Putnam made the same “distortion” claim in a letter to the Wall Street Journal last year. It was just as disingenuous then as it is now. In fact, Putnam himself is the one distorting his research, by attempting to elevate his personal speculation (that diversity brings long-term net benefits) to the level of his data analysis (that shows diversity causes significant present-day problems).

To elaborate, the substance of Putnam’s 2007 paper is an analysis of his Social Capital Community Benchmark Survey. He shows that ethnic diversity is associated with reduced trust even after controlling for a long list of socioeconomic variables. The analysis is thorough and valuable, but it captures just one moment in time. It cannot tell us whether the effect on trust occurs only “over the short term,” or whether we will “find new ways to boost social solidarity.” Furthermore, Putnam never identifies positive effects of diversity from his own data — although an arguable exception is greater interest in politics — and he certainly never uses his data to address the question of whether “diversity’s benefits outweigh its disadvantages.” Indeed, Putnam’s data analysis section reads as a relentless, unsparing critique of diversity, with no promise of a long-run turnaround.

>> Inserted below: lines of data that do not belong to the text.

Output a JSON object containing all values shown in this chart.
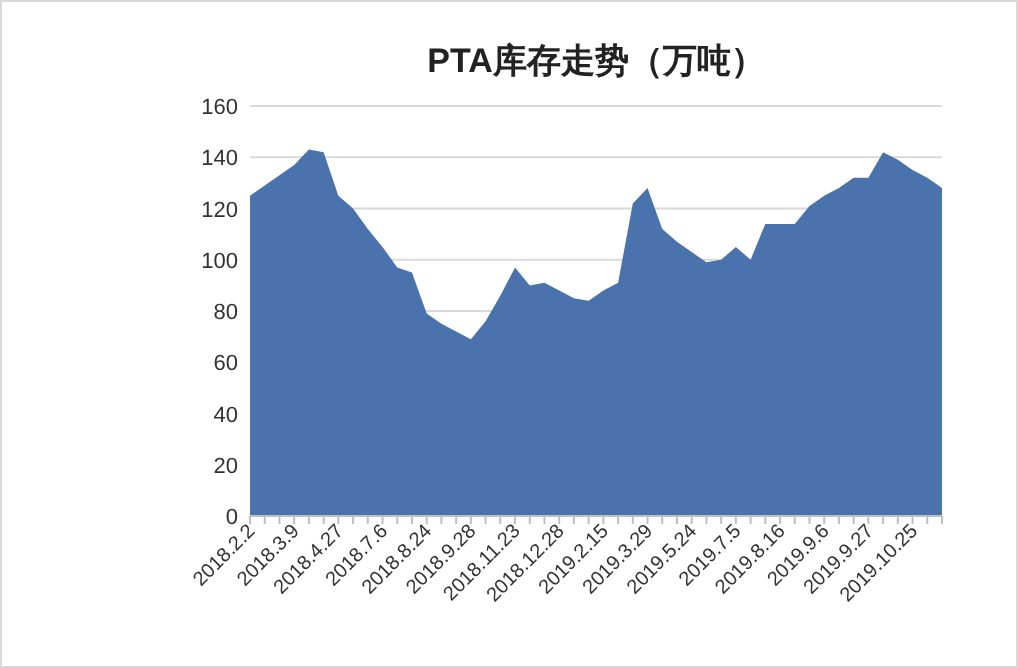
{
  "chart_data": {
    "type": "area",
    "title": "PTA库存走势（万吨）",
    "categories": [
      "2018.2.2",
      null,
      null,
      "2018.3.9",
      null,
      null,
      "2018.4.27",
      null,
      null,
      "2018.7.6",
      null,
      null,
      "2018.8.24",
      null,
      null,
      "2018.9.28",
      null,
      null,
      "2018.11.23",
      null,
      null,
      "2018.12.28",
      null,
      null,
      "2019.2.15",
      null,
      null,
      "2019.3.29",
      null,
      null,
      "2019.5.24",
      null,
      null,
      "2019.7.5",
      null,
      null,
      "2019.8.16",
      null,
      null,
      "2019.9.6",
      null,
      null,
      "2019.9.27",
      null,
      null,
      "2019.10.25",
      null,
      null
    ],
    "values": [
      125,
      129,
      133,
      137,
      143,
      142,
      125,
      120,
      112,
      105,
      97,
      95,
      79,
      75,
      72,
      69,
      76,
      86,
      97,
      90,
      91,
      88,
      85,
      84,
      88,
      91,
      122,
      128,
      112,
      107,
      103,
      99,
      100,
      105,
      100,
      114,
      114,
      114,
      121,
      125,
      128,
      132,
      132,
      142,
      139,
      135,
      132,
      128
    ],
    "color": "#4a73ad",
    "ylim": [
      0,
      160
    ],
    "yticks": [
      0,
      20,
      40,
      60,
      80,
      100,
      120,
      140,
      160
    ],
    "grid": "y"
  }
}
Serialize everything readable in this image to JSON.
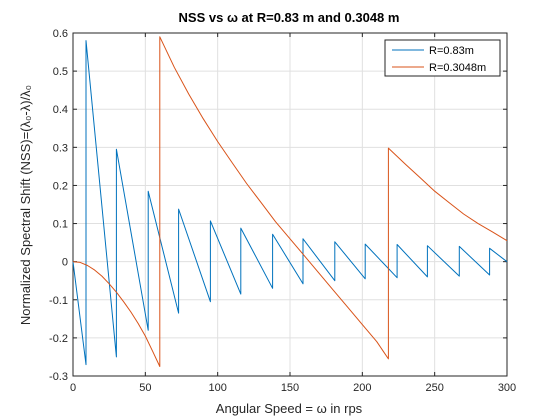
{
  "chart_data": {
    "type": "line",
    "title": "NSS vs ω at R=0.83 m and 0.3048 m",
    "xlabel": "Angular Speed = ω in rps",
    "ylabel": "Normalized Spectral Shift (NSS)=(λ₀-λ)/λ₀",
    "xlim": [
      0,
      300
    ],
    "ylim": [
      -0.3,
      0.6
    ],
    "xticks": [
      0,
      50,
      100,
      150,
      200,
      250,
      300
    ],
    "yticks": [
      -0.3,
      -0.2,
      -0.1,
      0,
      0.1,
      0.2,
      0.3,
      0.4,
      0.5,
      0.6
    ],
    "grid": true,
    "legend_position": "top-right",
    "series": [
      {
        "name": "R=0.83m",
        "color": "#0072BD",
        "x": [
          0,
          9,
          9,
          30,
          30,
          52,
          52,
          73,
          73,
          95,
          95,
          116,
          116,
          138,
          138,
          159,
          159,
          181,
          181,
          202,
          202,
          224,
          224,
          245,
          245,
          267,
          267,
          288,
          288,
          300
        ],
        "y": [
          0,
          -0.27,
          0.58,
          -0.25,
          0.295,
          -0.18,
          0.185,
          -0.135,
          0.138,
          -0.105,
          0.107,
          -0.085,
          0.088,
          -0.07,
          0.072,
          -0.058,
          0.06,
          -0.05,
          0.052,
          -0.045,
          0.046,
          -0.042,
          0.045,
          -0.04,
          0.042,
          -0.038,
          0.04,
          -0.035,
          0.035,
          0.0
        ]
      },
      {
        "name": "R=0.3048m",
        "color": "#D95319",
        "x": [
          0,
          5,
          10,
          15,
          20,
          25,
          30,
          35,
          40,
          45,
          50,
          55,
          60,
          60,
          70,
          80,
          90,
          100,
          110,
          120,
          130,
          140,
          150,
          160,
          170,
          180,
          190,
          200,
          210,
          218,
          218,
          230,
          240,
          250,
          260,
          270,
          280,
          290,
          300
        ],
        "y": [
          0,
          -0.002,
          -0.01,
          -0.022,
          -0.038,
          -0.058,
          -0.08,
          -0.105,
          -0.132,
          -0.162,
          -0.195,
          -0.235,
          -0.275,
          0.59,
          0.51,
          0.44,
          0.375,
          0.315,
          0.26,
          0.205,
          0.155,
          0.105,
          0.06,
          0.015,
          -0.03,
          -0.075,
          -0.12,
          -0.165,
          -0.21,
          -0.255,
          0.298,
          0.255,
          0.22,
          0.185,
          0.155,
          0.125,
          0.1,
          0.078,
          0.055
        ]
      }
    ]
  }
}
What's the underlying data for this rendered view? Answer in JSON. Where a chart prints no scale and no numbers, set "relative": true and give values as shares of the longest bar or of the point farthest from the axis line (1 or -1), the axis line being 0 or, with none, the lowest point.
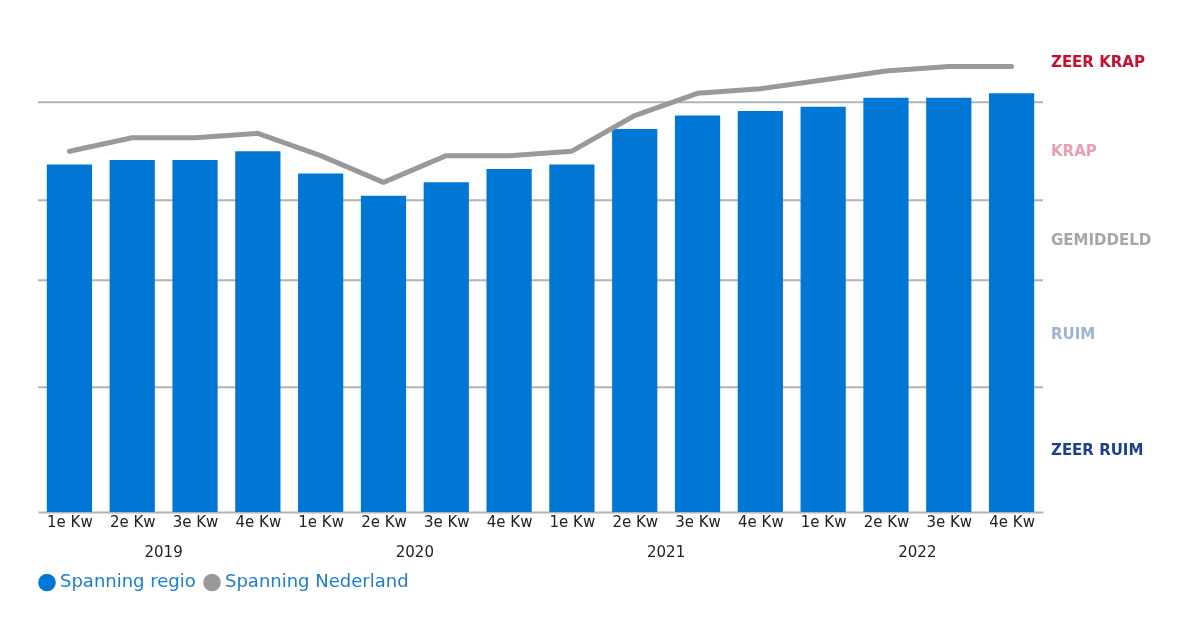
{
  "chart_data": {
    "type": "bar",
    "relative": true,
    "categories": [
      "1e Kw",
      "2e Kw",
      "3e Kw",
      "4e Kw",
      "1e Kw",
      "2e Kw",
      "3e Kw",
      "4e Kw",
      "1e Kw",
      "2e Kw",
      "3e Kw",
      "4e Kw",
      "1e Kw",
      "2e Kw",
      "3e Kw",
      "4e Kw"
    ],
    "series": [
      {
        "name": "Spanning regio",
        "color": "#0077d4",
        "values": [
          0.78,
          0.79,
          0.79,
          0.81,
          0.76,
          0.71,
          0.74,
          0.77,
          0.78,
          0.86,
          0.89,
          0.9,
          0.91,
          0.93,
          0.93,
          0.94
        ]
      },
      {
        "name": "Spanning Nederland",
        "type": "line",
        "color": "#999999",
        "values": [
          0.81,
          0.84,
          0.84,
          0.85,
          0.8,
          0.74,
          0.8,
          0.8,
          0.81,
          0.89,
          0.94,
          0.95,
          0.97,
          0.99,
          1.0,
          1.0
        ]
      }
    ],
    "annotations": [
      "ZEER KRAP",
      "KRAP",
      "GEMIDDELD",
      "RUIM",
      "ZEER RUIM",
      "2019",
      "2020",
      "2021",
      "2022"
    ],
    "ref_lines": [
      {
        "axis": "y",
        "value": 0.28,
        "color": "#b3b3b3"
      },
      {
        "axis": "y",
        "value": 0.52,
        "color": "#b3b3b3"
      },
      {
        "axis": "y",
        "value": 0.7,
        "color": "#b3b3b3"
      },
      {
        "axis": "y",
        "value": 0.92,
        "color": "#b3b3b3"
      }
    ],
    "legend": "bottom"
  }
}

Uncomfortable with the implications of the data analysis, Putnam sandwiches it between misdirection and speculation. The misdirection comes at the beginning, in the form of a short list of reasons he believes ethnic diversity is a “valuable national asset.” Almost nothing on his list is about ethnic diversity per se. For example, immigrants do win Nobel Prizes and increase our GDP, but why diversity should get the credit is unclear. Also unclear is how these benefits are supposed to outweigh the negative consequences he uncovers in the data analysis. The speculation comes at the end, when Putnam offers his hope that U.S. Army integration, megachurches, and intermarriage among European ethnics are signs that the U.S. will eventually overcome the challenges of diversity. That’s it for the long-term — no hard evidence, just speculation.

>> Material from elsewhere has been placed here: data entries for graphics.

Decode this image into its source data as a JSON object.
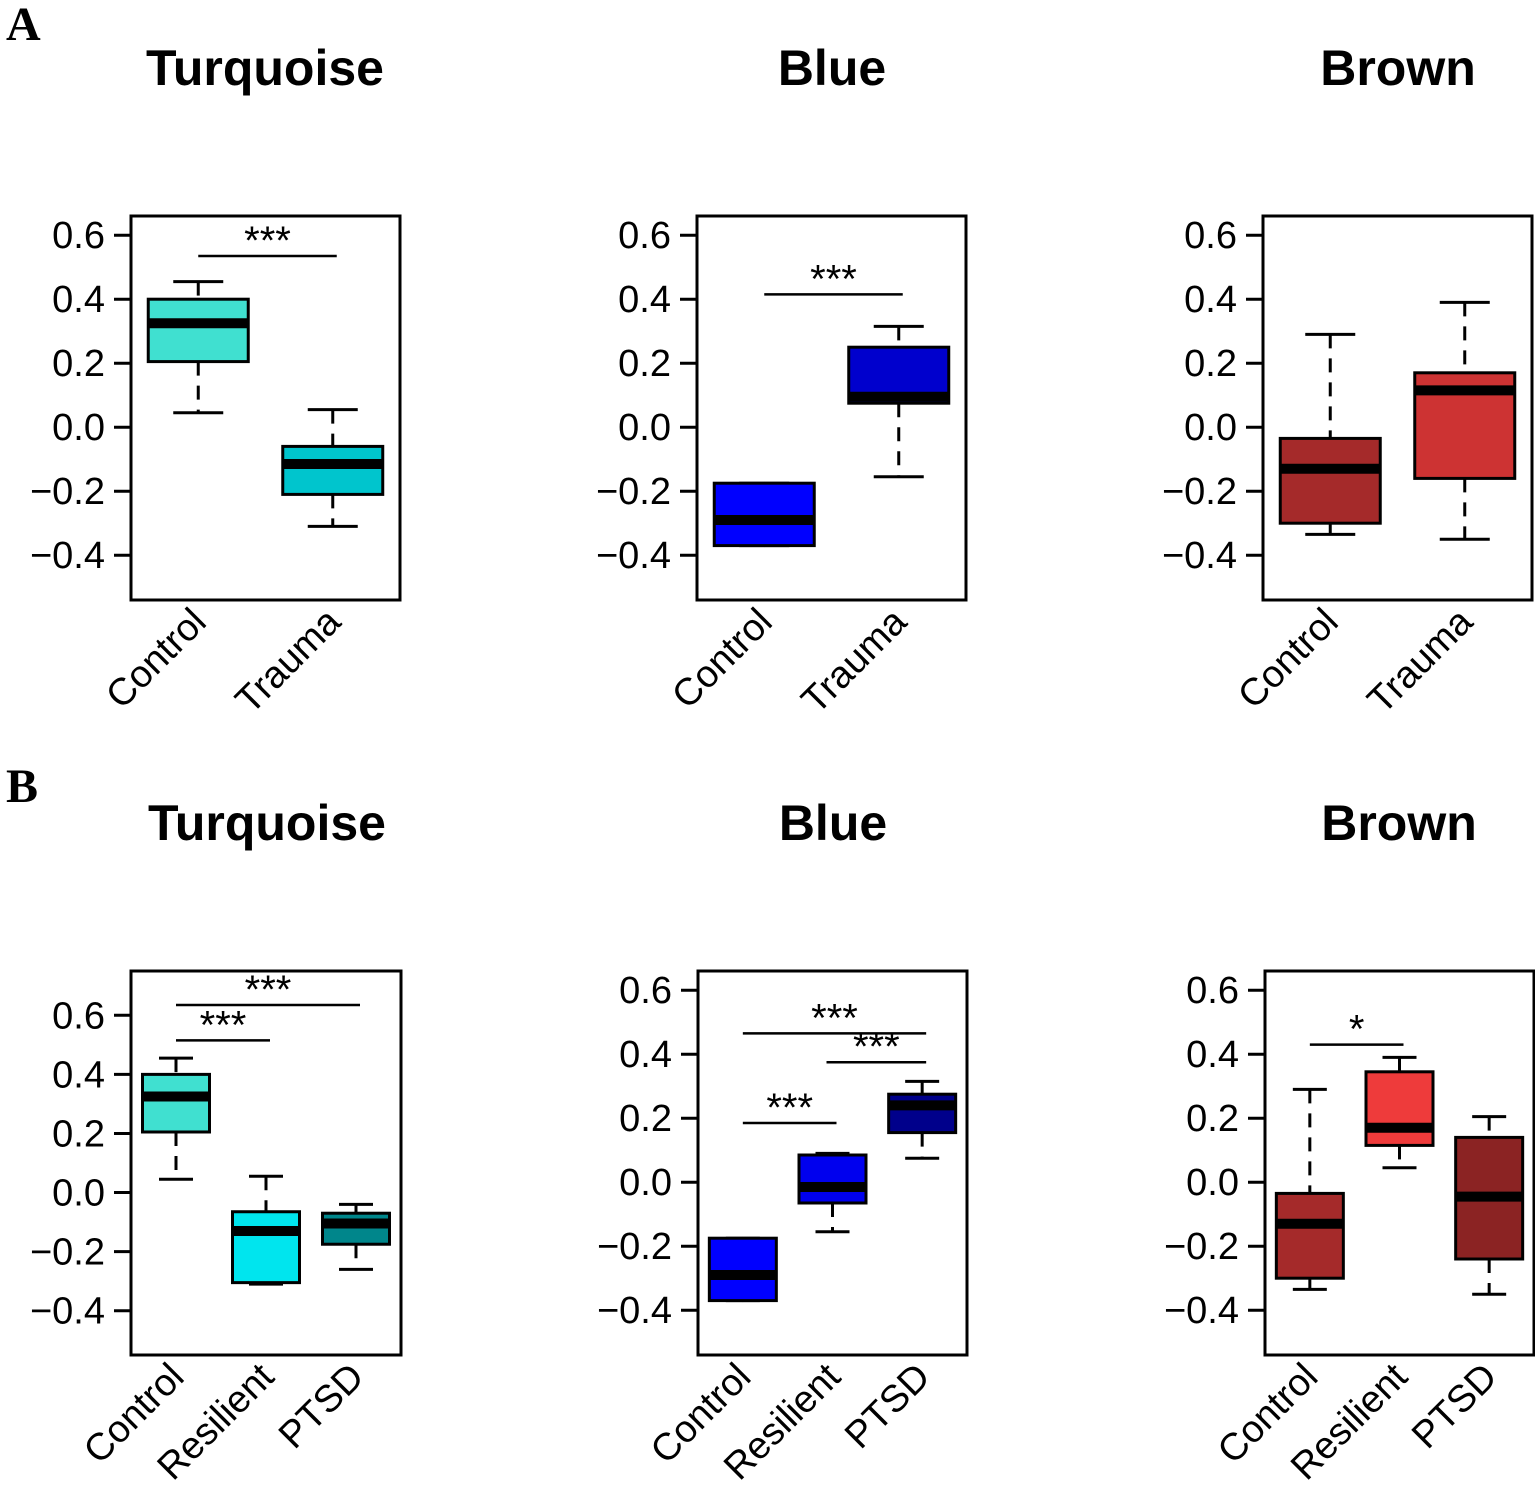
{
  "panels": [
    {
      "label": "A"
    },
    {
      "label": "B"
    }
  ],
  "chart_data": [
    {
      "type": "boxplot",
      "panel": "A",
      "title": "Turquoise",
      "ylim": [
        -0.54,
        0.66
      ],
      "yticks": [
        "0.6",
        "0.4",
        "0.2",
        "0.0",
        "−0.2",
        "−0.4"
      ],
      "ytick_values": [
        0.6,
        0.4,
        0.2,
        0.0,
        -0.2,
        -0.4
      ],
      "categories": [
        "Control",
        "Trauma"
      ],
      "boxes": [
        {
          "min": 0.045,
          "q1": 0.205,
          "median": 0.325,
          "q3": 0.4,
          "max": 0.455,
          "color": "#40E0D0"
        },
        {
          "min": -0.31,
          "q1": -0.21,
          "median": -0.115,
          "q3": -0.06,
          "max": 0.055,
          "color": "#00C5CD"
        }
      ],
      "significance": [
        {
          "from": 0,
          "to": 1,
          "label": "***",
          "y": 0.535
        }
      ]
    },
    {
      "type": "boxplot",
      "panel": "A",
      "title": "Blue",
      "ylim": [
        -0.54,
        0.66
      ],
      "yticks": [
        "0.6",
        "0.4",
        "0.2",
        "0.0",
        "−0.2",
        "−0.4"
      ],
      "ytick_values": [
        0.6,
        0.4,
        0.2,
        0.0,
        -0.2,
        -0.4
      ],
      "categories": [
        "Control",
        "Trauma"
      ],
      "boxes": [
        {
          "min": -0.37,
          "q1": -0.37,
          "median": -0.29,
          "q3": -0.175,
          "max": -0.175,
          "color": "#0000FF"
        },
        {
          "min": -0.155,
          "q1": 0.075,
          "median": 0.095,
          "q3": 0.25,
          "max": 0.315,
          "color": "#0000CD"
        }
      ],
      "significance": [
        {
          "from": 0,
          "to": 1,
          "label": "***",
          "y": 0.415
        }
      ]
    },
    {
      "type": "boxplot",
      "panel": "A",
      "title": "Brown",
      "ylim": [
        -0.54,
        0.66
      ],
      "yticks": [
        "0.6",
        "0.4",
        "0.2",
        "0.0",
        "−0.2",
        "−0.4"
      ],
      "ytick_values": [
        0.6,
        0.4,
        0.2,
        0.0,
        -0.2,
        -0.4
      ],
      "categories": [
        "Control",
        "Trauma"
      ],
      "boxes": [
        {
          "min": -0.335,
          "q1": -0.3,
          "median": -0.13,
          "q3": -0.035,
          "max": 0.29,
          "color": "#A52A2A"
        },
        {
          "min": -0.35,
          "q1": -0.16,
          "median": 0.115,
          "q3": 0.17,
          "max": 0.39,
          "color": "#CD3333"
        }
      ],
      "significance": []
    },
    {
      "type": "boxplot",
      "panel": "B",
      "title": "Turquoise",
      "ylim": [
        -0.55,
        0.75
      ],
      "yticks": [
        "0.6",
        "0.4",
        "0.2",
        "0.0",
        "−0.2",
        "−0.4"
      ],
      "ytick_values": [
        0.6,
        0.4,
        0.2,
        0.0,
        -0.2,
        -0.4
      ],
      "categories": [
        "Control",
        "Resilient",
        "PTSD"
      ],
      "boxes": [
        {
          "min": 0.045,
          "q1": 0.205,
          "median": 0.325,
          "q3": 0.4,
          "max": 0.455,
          "color": "#40E0D0"
        },
        {
          "min": -0.31,
          "q1": -0.305,
          "median": -0.13,
          "q3": -0.065,
          "max": 0.055,
          "color": "#00E5EE"
        },
        {
          "min": -0.26,
          "q1": -0.175,
          "median": -0.105,
          "q3": -0.07,
          "max": -0.04,
          "color": "#00868B"
        }
      ],
      "significance": [
        {
          "from": 0,
          "to": 2,
          "label": "***",
          "y": 0.635
        },
        {
          "from": 0,
          "to": 1,
          "label": "***",
          "y": 0.515
        }
      ]
    },
    {
      "type": "boxplot",
      "panel": "B",
      "title": "Blue",
      "ylim": [
        -0.54,
        0.66
      ],
      "yticks": [
        "0.6",
        "0.4",
        "0.2",
        "0.0",
        "−0.2",
        "−0.4"
      ],
      "ytick_values": [
        0.6,
        0.4,
        0.2,
        0.0,
        -0.2,
        -0.4
      ],
      "categories": [
        "Control",
        "Resilient",
        "PTSD"
      ],
      "boxes": [
        {
          "min": -0.37,
          "q1": -0.37,
          "median": -0.29,
          "q3": -0.175,
          "max": -0.175,
          "color": "#0000FF"
        },
        {
          "min": -0.155,
          "q1": -0.065,
          "median": -0.015,
          "q3": 0.085,
          "max": 0.09,
          "color": "#0000EE"
        },
        {
          "min": 0.075,
          "q1": 0.155,
          "median": 0.24,
          "q3": 0.275,
          "max": 0.315,
          "color": "#00008B"
        }
      ],
      "significance": [
        {
          "from": 0,
          "to": 2,
          "label": "***",
          "y": 0.465
        },
        {
          "from": 1,
          "to": 2,
          "label": "***",
          "y": 0.375
        },
        {
          "from": 0,
          "to": 1,
          "label": "***",
          "y": 0.185
        }
      ]
    },
    {
      "type": "boxplot",
      "panel": "B",
      "title": "Brown",
      "ylim": [
        -0.54,
        0.66
      ],
      "yticks": [
        "0.6",
        "0.4",
        "0.2",
        "0.0",
        "−0.2",
        "−0.4"
      ],
      "ytick_values": [
        0.6,
        0.4,
        0.2,
        0.0,
        -0.2,
        -0.4
      ],
      "categories": [
        "Control",
        "Resilient",
        "PTSD"
      ],
      "boxes": [
        {
          "min": -0.335,
          "q1": -0.3,
          "median": -0.13,
          "q3": -0.035,
          "max": 0.29,
          "color": "#A52A2A"
        },
        {
          "min": 0.045,
          "q1": 0.115,
          "median": 0.17,
          "q3": 0.345,
          "max": 0.39,
          "color": "#EE3B3B"
        },
        {
          "min": -0.35,
          "q1": -0.24,
          "median": -0.045,
          "q3": 0.14,
          "max": 0.205,
          "color": "#8B2323"
        }
      ],
      "significance": [
        {
          "from": 0,
          "to": 1,
          "label": "*",
          "y": 0.43
        }
      ]
    }
  ]
}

Putnam is of course free to draw inferences and make predictions that go beyond his evidence, but it is inappropriate for him to insist that his own interpretation is inseparable from the data. Personally, I will continue to cite Putnam’s empirical findings without feeling compelled to cite the speculative musings with which he frames them.

Jason Richwine is a public-policy analyst and a contributor to National Review Online.